Pomona By Alistar Mcdowall
CHARLIE: Do you want to know what my fetish is? It’s weird. I have this real desire to jizz on everything. Like this sort of, this urge, like I want to cover the whole world in my jizz. (Laughs.) Isn’t that weird?! I think about it all the time, about how I could make everything in the whole city have this thin film of my jizz over everything, y’know? It doesn’t even feel like a sexual thing, it doesn’t turn me on when I think about it – it’s not a fetish. It’s like this urge, like needing a piss or something. I just need to do it. Even you. I want to put my jizz on you. But yeah, not in a sex way. It wouldn’t be sexy. Do you know how I first found out?
When I was really young, like before I even started masturbating properly, but I was still getting boners, we lived near this hospital, and round the back of the hospital was this mattress with a hole in it, like it was all sponge, y’know? So I would go and lie down on this mattress and fuck it. (Laughs.) This was when I was like eleven or twelve or something so I didn’t really get what I was doing but I just used to put my dick in things all the time. And when I found that, I would go there all the time and put my dick in it and fuck it until all my jizz would come out and soak into the sponge. After a while the sponge got all crusty.

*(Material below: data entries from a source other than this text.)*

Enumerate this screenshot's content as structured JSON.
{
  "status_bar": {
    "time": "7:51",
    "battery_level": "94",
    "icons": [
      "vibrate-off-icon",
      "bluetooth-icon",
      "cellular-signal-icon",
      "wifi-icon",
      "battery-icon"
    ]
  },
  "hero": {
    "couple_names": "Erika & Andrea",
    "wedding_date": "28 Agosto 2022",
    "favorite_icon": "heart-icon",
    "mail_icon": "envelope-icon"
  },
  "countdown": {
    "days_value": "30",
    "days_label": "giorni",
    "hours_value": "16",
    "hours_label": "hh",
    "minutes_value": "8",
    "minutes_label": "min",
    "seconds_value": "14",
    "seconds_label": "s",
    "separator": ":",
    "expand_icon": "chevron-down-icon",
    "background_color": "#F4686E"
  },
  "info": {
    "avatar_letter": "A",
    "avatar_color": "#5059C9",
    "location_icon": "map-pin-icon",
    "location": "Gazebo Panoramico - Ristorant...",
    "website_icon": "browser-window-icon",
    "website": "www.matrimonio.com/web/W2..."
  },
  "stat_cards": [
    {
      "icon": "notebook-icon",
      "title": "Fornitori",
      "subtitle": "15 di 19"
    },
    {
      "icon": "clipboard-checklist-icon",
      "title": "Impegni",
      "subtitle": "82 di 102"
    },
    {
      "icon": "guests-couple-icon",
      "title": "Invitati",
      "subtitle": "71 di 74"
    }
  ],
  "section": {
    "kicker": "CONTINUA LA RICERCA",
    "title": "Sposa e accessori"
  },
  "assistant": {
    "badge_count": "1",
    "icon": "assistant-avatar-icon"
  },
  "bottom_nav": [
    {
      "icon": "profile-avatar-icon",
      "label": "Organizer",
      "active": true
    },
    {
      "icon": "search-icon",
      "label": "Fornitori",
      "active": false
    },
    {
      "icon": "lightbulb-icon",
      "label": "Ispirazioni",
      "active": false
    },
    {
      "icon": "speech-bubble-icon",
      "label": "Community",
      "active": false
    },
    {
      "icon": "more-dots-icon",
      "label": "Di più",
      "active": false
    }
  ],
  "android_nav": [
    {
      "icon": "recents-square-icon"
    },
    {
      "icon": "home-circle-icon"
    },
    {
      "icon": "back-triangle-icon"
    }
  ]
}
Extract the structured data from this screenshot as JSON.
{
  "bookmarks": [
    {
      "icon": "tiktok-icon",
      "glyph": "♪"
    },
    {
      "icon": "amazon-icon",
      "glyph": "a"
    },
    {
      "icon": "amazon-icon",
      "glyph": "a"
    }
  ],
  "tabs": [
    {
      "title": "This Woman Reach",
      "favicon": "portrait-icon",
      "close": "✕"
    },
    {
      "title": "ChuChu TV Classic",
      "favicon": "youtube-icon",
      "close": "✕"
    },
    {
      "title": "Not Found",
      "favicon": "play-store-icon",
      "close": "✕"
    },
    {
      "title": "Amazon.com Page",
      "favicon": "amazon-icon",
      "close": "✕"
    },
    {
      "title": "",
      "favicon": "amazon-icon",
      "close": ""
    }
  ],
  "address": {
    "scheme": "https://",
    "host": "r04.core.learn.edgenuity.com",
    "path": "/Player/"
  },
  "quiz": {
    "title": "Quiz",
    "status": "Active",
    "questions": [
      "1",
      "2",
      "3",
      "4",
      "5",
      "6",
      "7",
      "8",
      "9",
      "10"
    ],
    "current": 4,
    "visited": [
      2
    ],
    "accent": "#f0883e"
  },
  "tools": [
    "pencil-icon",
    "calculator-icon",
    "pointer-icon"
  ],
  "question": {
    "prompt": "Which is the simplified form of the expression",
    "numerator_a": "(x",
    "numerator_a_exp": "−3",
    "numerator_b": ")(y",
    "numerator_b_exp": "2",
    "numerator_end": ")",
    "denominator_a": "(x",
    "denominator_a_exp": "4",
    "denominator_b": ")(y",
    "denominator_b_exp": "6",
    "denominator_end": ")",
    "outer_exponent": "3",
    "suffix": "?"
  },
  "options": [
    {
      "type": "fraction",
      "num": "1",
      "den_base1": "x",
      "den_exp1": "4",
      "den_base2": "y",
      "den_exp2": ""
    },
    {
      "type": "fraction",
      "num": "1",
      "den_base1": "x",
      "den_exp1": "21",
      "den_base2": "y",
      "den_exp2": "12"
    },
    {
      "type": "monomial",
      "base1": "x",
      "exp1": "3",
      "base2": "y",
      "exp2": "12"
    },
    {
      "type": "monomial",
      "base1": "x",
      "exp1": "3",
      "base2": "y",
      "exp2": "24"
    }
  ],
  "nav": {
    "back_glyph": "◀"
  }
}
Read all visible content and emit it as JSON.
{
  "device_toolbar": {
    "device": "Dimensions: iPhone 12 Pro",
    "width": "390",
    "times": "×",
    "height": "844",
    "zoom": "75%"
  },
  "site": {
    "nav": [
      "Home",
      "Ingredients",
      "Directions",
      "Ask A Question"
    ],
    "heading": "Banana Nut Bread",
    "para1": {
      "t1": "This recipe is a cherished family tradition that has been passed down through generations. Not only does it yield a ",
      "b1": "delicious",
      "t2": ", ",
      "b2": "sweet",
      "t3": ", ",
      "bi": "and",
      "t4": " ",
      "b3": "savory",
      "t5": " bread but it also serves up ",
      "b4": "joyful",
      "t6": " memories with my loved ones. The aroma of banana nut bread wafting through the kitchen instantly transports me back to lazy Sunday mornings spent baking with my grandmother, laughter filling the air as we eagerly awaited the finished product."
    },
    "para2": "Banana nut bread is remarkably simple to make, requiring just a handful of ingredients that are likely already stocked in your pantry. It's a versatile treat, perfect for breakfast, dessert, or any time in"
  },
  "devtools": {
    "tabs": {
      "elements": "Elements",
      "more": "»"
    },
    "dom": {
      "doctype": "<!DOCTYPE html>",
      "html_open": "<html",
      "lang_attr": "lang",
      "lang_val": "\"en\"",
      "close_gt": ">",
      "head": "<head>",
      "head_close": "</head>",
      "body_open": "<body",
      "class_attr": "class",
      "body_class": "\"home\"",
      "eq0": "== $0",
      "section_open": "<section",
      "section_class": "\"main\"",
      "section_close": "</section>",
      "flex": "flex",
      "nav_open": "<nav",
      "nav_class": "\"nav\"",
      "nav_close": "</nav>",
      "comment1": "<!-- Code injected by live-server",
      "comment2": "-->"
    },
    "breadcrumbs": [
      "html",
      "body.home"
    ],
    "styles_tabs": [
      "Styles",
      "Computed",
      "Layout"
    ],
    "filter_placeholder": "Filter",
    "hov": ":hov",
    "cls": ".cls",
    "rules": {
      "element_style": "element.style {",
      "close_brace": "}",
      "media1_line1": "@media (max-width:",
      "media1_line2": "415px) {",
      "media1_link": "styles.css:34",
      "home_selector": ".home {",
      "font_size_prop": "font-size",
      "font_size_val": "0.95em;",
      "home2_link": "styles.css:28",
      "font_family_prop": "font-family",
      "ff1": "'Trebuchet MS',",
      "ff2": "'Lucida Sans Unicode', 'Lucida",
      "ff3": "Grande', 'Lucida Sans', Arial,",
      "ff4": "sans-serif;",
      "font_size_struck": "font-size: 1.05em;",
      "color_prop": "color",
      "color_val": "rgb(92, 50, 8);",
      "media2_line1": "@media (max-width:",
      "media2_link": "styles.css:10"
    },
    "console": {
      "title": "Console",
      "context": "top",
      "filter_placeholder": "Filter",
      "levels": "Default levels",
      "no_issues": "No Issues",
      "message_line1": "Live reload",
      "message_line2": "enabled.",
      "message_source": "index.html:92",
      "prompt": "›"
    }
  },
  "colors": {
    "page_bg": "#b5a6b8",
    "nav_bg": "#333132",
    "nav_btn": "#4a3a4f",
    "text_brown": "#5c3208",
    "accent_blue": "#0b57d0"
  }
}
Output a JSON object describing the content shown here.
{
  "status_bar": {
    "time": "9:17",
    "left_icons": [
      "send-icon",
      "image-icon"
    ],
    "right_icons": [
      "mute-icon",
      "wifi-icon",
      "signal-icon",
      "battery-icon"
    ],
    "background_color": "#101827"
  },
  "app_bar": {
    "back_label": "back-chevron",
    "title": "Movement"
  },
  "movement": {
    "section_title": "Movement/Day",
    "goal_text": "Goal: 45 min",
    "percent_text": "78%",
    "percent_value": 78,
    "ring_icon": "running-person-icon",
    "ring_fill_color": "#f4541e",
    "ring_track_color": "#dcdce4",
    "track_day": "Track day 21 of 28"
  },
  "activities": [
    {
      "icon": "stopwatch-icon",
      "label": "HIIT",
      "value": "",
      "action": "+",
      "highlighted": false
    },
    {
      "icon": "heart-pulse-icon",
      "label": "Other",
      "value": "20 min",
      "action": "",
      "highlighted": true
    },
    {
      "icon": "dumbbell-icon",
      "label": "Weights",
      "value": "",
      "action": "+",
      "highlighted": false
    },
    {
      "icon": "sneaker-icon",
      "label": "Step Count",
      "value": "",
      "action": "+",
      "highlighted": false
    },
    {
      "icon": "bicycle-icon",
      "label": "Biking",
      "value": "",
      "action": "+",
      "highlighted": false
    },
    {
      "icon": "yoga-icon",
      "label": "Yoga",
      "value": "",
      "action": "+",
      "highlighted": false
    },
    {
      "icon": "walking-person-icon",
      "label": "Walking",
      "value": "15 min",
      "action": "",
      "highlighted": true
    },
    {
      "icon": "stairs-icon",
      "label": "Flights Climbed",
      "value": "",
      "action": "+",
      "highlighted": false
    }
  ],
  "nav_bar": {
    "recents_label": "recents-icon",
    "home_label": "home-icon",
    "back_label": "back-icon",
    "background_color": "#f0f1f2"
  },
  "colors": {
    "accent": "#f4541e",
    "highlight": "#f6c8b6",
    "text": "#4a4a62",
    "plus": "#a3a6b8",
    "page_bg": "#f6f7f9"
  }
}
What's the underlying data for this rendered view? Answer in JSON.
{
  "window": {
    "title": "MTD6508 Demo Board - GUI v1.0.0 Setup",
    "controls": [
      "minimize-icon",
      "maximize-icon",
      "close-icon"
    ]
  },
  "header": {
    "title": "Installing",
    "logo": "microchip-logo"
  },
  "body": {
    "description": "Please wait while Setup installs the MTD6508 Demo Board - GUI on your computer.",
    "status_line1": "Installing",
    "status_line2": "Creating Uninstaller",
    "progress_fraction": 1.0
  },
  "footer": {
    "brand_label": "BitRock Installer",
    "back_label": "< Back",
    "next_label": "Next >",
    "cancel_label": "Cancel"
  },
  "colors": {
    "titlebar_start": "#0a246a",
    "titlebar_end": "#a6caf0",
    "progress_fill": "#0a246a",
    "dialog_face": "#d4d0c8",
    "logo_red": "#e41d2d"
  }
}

Isn’t that gross?
Then this one time, the mattress, it was round the back of the hospital, under this window, like I’d sneak under the window so they wouldn’t see, so I could fuck the mattress. So then this one time I actually took a look in the window, like after I’d jizzed already, and it was basically this room – I don’t know what they had wrong with them – but it was this room full of people all sat in these chairs with all wires coming out of them, all tubes, and they were mostly old people, and it was like a kind of ward, except there was not often any nurses in there or anything, just these people sat in the chairs with all the tubes and wires. And they all looked at me. I don’t know if they were like, cancer guys or that thing – what’s the thing with kidneys? Dialysis. Maybe they were that. Cos of all the wires. They were something anyway. And when I looked at them – they all had really sad faces, ‘cept this one lady who smiled and waved at me, I guess cos I was a little boy, and old ladies like little boys – but when I looked at them I just for some reason really wanted to like, jizz on their faces. I just felt like that was something I should do.
And not in some horrible sex way or anything, but like for some reason I thought it might help them or make them better or something.
Because I knew about sperms, and sperms are basically like a lifeforce, aren’t they?
So maybe I thought if I jizzed on all their faces, all the ill or dying people or whatever, they’d just get better.
And ever since I had thought that I just basically wanted to jizz on everything. Isn’t that weird?